I applaud the initiative (Fire Brigade, T&HD or the Captain?) whereby road tankers carrying gasoline can no longer get on ferry boats. But I have seen such road tankers delivering gasoline from the road where no one can stop passersby smoking and with open buckets catching leakage from the hose connections. In Guadalajara City, Mexico the result of a careless road tanker delivery was 200 horrible deaths and countless injuries.

Lumberyards with potential for high intensity fires are patently unregulated, instead of greater fire separation for such vulnerable sites, they actually store lumber on the roadway.

Hotels are proliferating, is it impertinent to ask when was the last fire evacuation drill with roll call etc, at the Pegasus or at the Tower? Is there a Fire Brigade programme to inspect hotels, licensed and unlicensed dance halls, shops and other places where large numbers of the public may gather in an enclosed space, for proper means of escape and other fire precautions? Is anyone ever prosecuted or closed down?

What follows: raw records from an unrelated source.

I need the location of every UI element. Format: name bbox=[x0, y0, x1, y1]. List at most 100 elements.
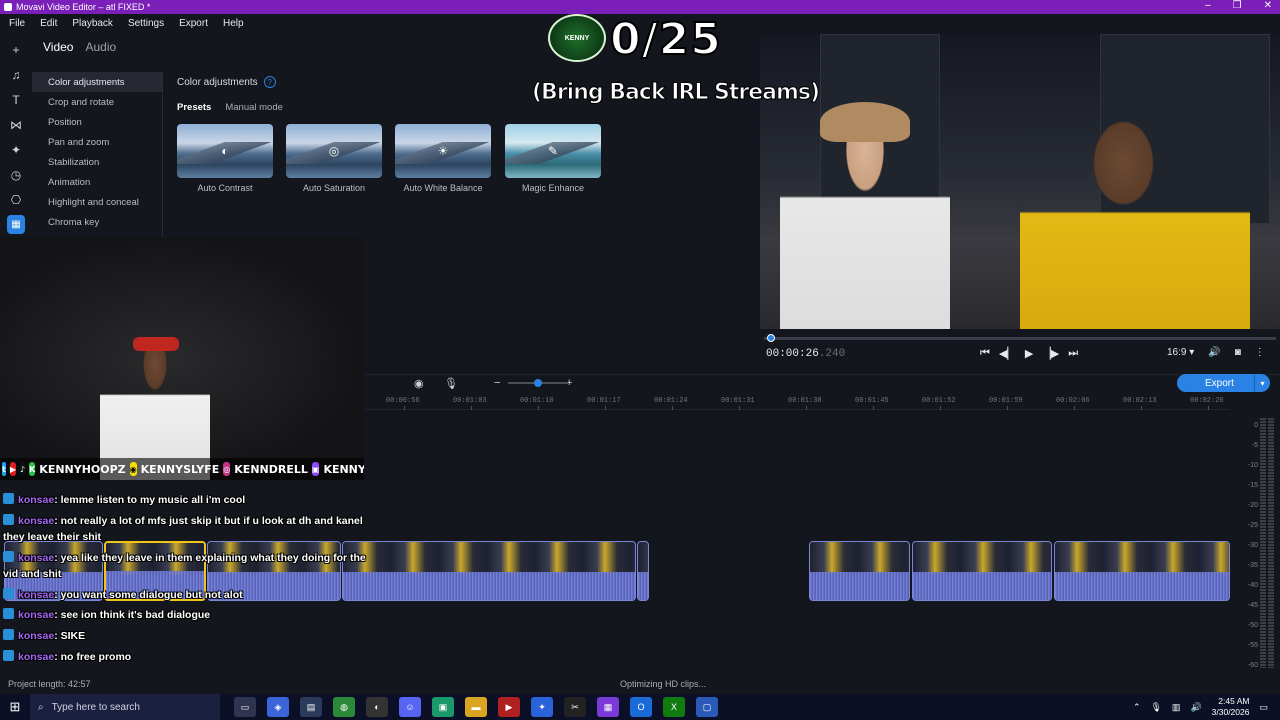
microphone-icon[interactable]: 🎙 bbox=[444, 377, 458, 390]
video-preview[interactable] bbox=[760, 34, 1280, 329]
sidebar-item-animation[interactable]: Animation bbox=[32, 172, 162, 192]
hair bbox=[820, 102, 910, 142]
zoom-out-icon[interactable]: − bbox=[494, 377, 500, 389]
ruler-tick-label: 00:01:38 bbox=[788, 397, 822, 405]
sidebar-item-pan-zoom[interactable]: Pan and zoom bbox=[32, 132, 162, 152]
preset-label: Auto Saturation bbox=[302, 183, 366, 193]
menu-export[interactable]: Export bbox=[179, 18, 208, 29]
stickers-icon[interactable]: ◷ bbox=[7, 165, 25, 184]
timeline-clip[interactable] bbox=[342, 541, 636, 601]
movavi-icon[interactable]: ✦ bbox=[531, 697, 553, 717]
xbox-icon[interactable]: X bbox=[663, 697, 685, 717]
windows-start-icon[interactable]: ⊞ bbox=[0, 699, 30, 715]
notifications-icon[interactable]: ▭ bbox=[1259, 702, 1268, 713]
capcut-icon[interactable]: ✂ bbox=[564, 697, 586, 717]
chevron-down-icon[interactable]: ▾ bbox=[1254, 374, 1270, 392]
skip-start-icon[interactable]: ⏮ bbox=[980, 347, 990, 360]
aspect-ratio-select[interactable]: 16:9 ▾ bbox=[1167, 347, 1194, 358]
preset-mode-tabs: Presets Manual mode bbox=[177, 102, 283, 113]
chrome-icon[interactable]: ◍ bbox=[333, 697, 355, 717]
prev-frame-icon[interactable]: ◀▏ bbox=[999, 347, 1016, 360]
import-icon[interactable]: + bbox=[7, 40, 25, 59]
sidebar-item-chroma-key[interactable]: Chroma key bbox=[32, 212, 162, 232]
taskbar-apps: ▭ ◈ ▤ ◍ ◐ ☺ ▣ ▬ ▶ ✦ ✂ ▦ O X ▢ bbox=[234, 697, 718, 717]
ruler-tick-label: 00:02:13 bbox=[1123, 397, 1157, 405]
discord-icon[interactable]: ☺ bbox=[399, 697, 421, 717]
titles-icon[interactable]: T bbox=[7, 90, 25, 109]
search-icon: ⌕ bbox=[38, 701, 44, 713]
help-icon[interactable]: ? bbox=[263, 76, 276, 88]
handle-kennyhoopz: KENNYHOOPZ bbox=[39, 462, 126, 476]
audio-level-meter: 0 -5 -10 -15 -20 -25 -30 -35 -40 -45 -50 -55 -60 bbox=[1232, 410, 1280, 675]
sidebar-item-position[interactable]: Position bbox=[32, 112, 162, 132]
sidebar-item-highlight-conceal[interactable]: Highlight and conceal bbox=[32, 192, 162, 212]
twitch-icon bbox=[3, 588, 14, 599]
microphone-icon[interactable]: 🎙 bbox=[1150, 702, 1161, 713]
next-frame-icon[interactable]: ▕▶ bbox=[1042, 347, 1059, 360]
skip-end-icon[interactable]: ⏭ bbox=[1068, 347, 1078, 360]
panel-title: Color adjustments ? bbox=[177, 76, 276, 88]
timeline-clip[interactable] bbox=[1054, 541, 1230, 601]
app-icon[interactable]: ▦ bbox=[597, 697, 619, 717]
tab-video[interactable]: Video bbox=[43, 40, 73, 54]
transitions-icon[interactable]: ⋈ bbox=[7, 115, 25, 134]
app-icon[interactable]: ▣ bbox=[432, 697, 454, 717]
menu-settings[interactable]: Settings bbox=[128, 18, 164, 29]
sidebar-item-crop-rotate[interactable]: Crop and rotate bbox=[32, 92, 162, 112]
more-tools-icon[interactable]: ▦ bbox=[7, 215, 25, 234]
menu-edit[interactable]: Edit bbox=[40, 18, 57, 29]
twitch-icon bbox=[3, 629, 14, 640]
snapshot-icon[interactable]: ◙ bbox=[1235, 347, 1241, 358]
minimize-button[interactable]: – bbox=[1205, 0, 1211, 11]
store-icon[interactable]: ▤ bbox=[300, 697, 322, 717]
maximize-button[interactable]: ❐ bbox=[1233, 0, 1242, 11]
preset-magic-enhance[interactable]: ✎ bbox=[505, 124, 601, 178]
tab-manual-mode[interactable]: Manual mode bbox=[225, 102, 283, 113]
outlook-icon[interactable]: O bbox=[630, 697, 652, 717]
chat-text: : see ion think it's bad dialogue bbox=[54, 609, 211, 621]
preset-auto-contrast[interactable]: ◐ bbox=[177, 124, 273, 178]
clock[interactable]: 2:45 AM 3/30/2026 bbox=[1212, 696, 1250, 718]
timeline-clip[interactable] bbox=[637, 541, 649, 601]
ruler-tick bbox=[605, 406, 606, 410]
zoom-slider[interactable] bbox=[508, 379, 568, 387]
chat-user: konsae bbox=[18, 515, 55, 527]
menu-file[interactable]: File bbox=[9, 18, 25, 29]
copilot-icon[interactable]: ◈ bbox=[267, 697, 289, 717]
filters-icon[interactable]: ✦ bbox=[7, 140, 25, 159]
sidebar-item-stabilization[interactable]: Stabilization bbox=[32, 152, 162, 172]
file-explorer-icon[interactable]: ▬ bbox=[465, 697, 487, 717]
network-icon[interactable]: ▥ bbox=[1172, 702, 1181, 713]
video-app-icon[interactable]: ▶ bbox=[498, 697, 520, 717]
music-icon[interactable]: ♫ bbox=[7, 65, 25, 84]
timeline-ruler[interactable]: 00:00:56 00:01:03 00:01:10 00:01:17 00:01:24… bbox=[364, 396, 1230, 410]
scrubber-handle[interactable] bbox=[766, 334, 775, 342]
menu-playback[interactable]: Playback bbox=[72, 18, 113, 29]
taskbar-search[interactable]: ⌕ Type here to search bbox=[30, 694, 220, 720]
tab-presets[interactable]: Presets bbox=[177, 102, 211, 113]
preset-auto-white-balance[interactable]: ☀ bbox=[395, 124, 491, 178]
sidebar-item-color-adjustments[interactable]: Color adjustments bbox=[32, 72, 162, 92]
meter-bar-right bbox=[1260, 418, 1266, 668]
play-icon[interactable]: ▶ bbox=[1025, 347, 1033, 360]
timeline-clip[interactable] bbox=[809, 541, 910, 601]
chevron-up-icon[interactable]: ⌃ bbox=[1133, 702, 1141, 713]
export-button[interactable]: Export ▾ bbox=[1177, 374, 1270, 392]
preset-auto-saturation[interactable]: ◎ bbox=[286, 124, 382, 178]
volume-icon[interactable]: 🔊 bbox=[1208, 347, 1220, 358]
timeline-clip[interactable] bbox=[912, 541, 1052, 601]
window-title: Movavi Video Editor – atl FIXED * bbox=[16, 2, 151, 12]
zoom-slider-handle[interactable] bbox=[534, 379, 542, 387]
task-view-icon[interactable]: ▭ bbox=[234, 697, 256, 717]
tab-audio[interactable]: Audio bbox=[85, 40, 116, 54]
more-icon[interactable]: ⋮ bbox=[1255, 347, 1265, 358]
volume-icon[interactable]: 🔊 bbox=[1190, 702, 1201, 713]
app-icon[interactable]: ▢ bbox=[696, 697, 718, 717]
close-button[interactable]: ✕ bbox=[1264, 0, 1272, 11]
record-voice-icon[interactable]: ◉ bbox=[414, 377, 424, 390]
preview-scrubber[interactable] bbox=[764, 334, 1276, 342]
elements-icon[interactable]: ⎔ bbox=[7, 190, 25, 209]
obs-icon[interactable]: ◐ bbox=[366, 697, 388, 717]
chat-message: konsae: lemme listen to my music all i'm… bbox=[3, 493, 245, 506]
menu-help[interactable]: Help bbox=[223, 18, 244, 29]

The Georgetown Fire Brigade is hopelessly sited. They lose a vital 2 or 3 minutes negotiating the crowds and traffic in front of their station/headquarters. They are eminently moveable if only because their site is most valuable.

Finally, I wonder what has happened to the Fire Advisory Board created by the Fire Prevention Act enacted in British Guiana on 10 July, 1954 whose duty inter alia is to ""advise the (Home Affairs) Minister on all questions pertaining to the prevention of fires and matters incidental thereto" section 4(a) Chapter 22:01 Laws of Guyana. I can't find this Board anywhere.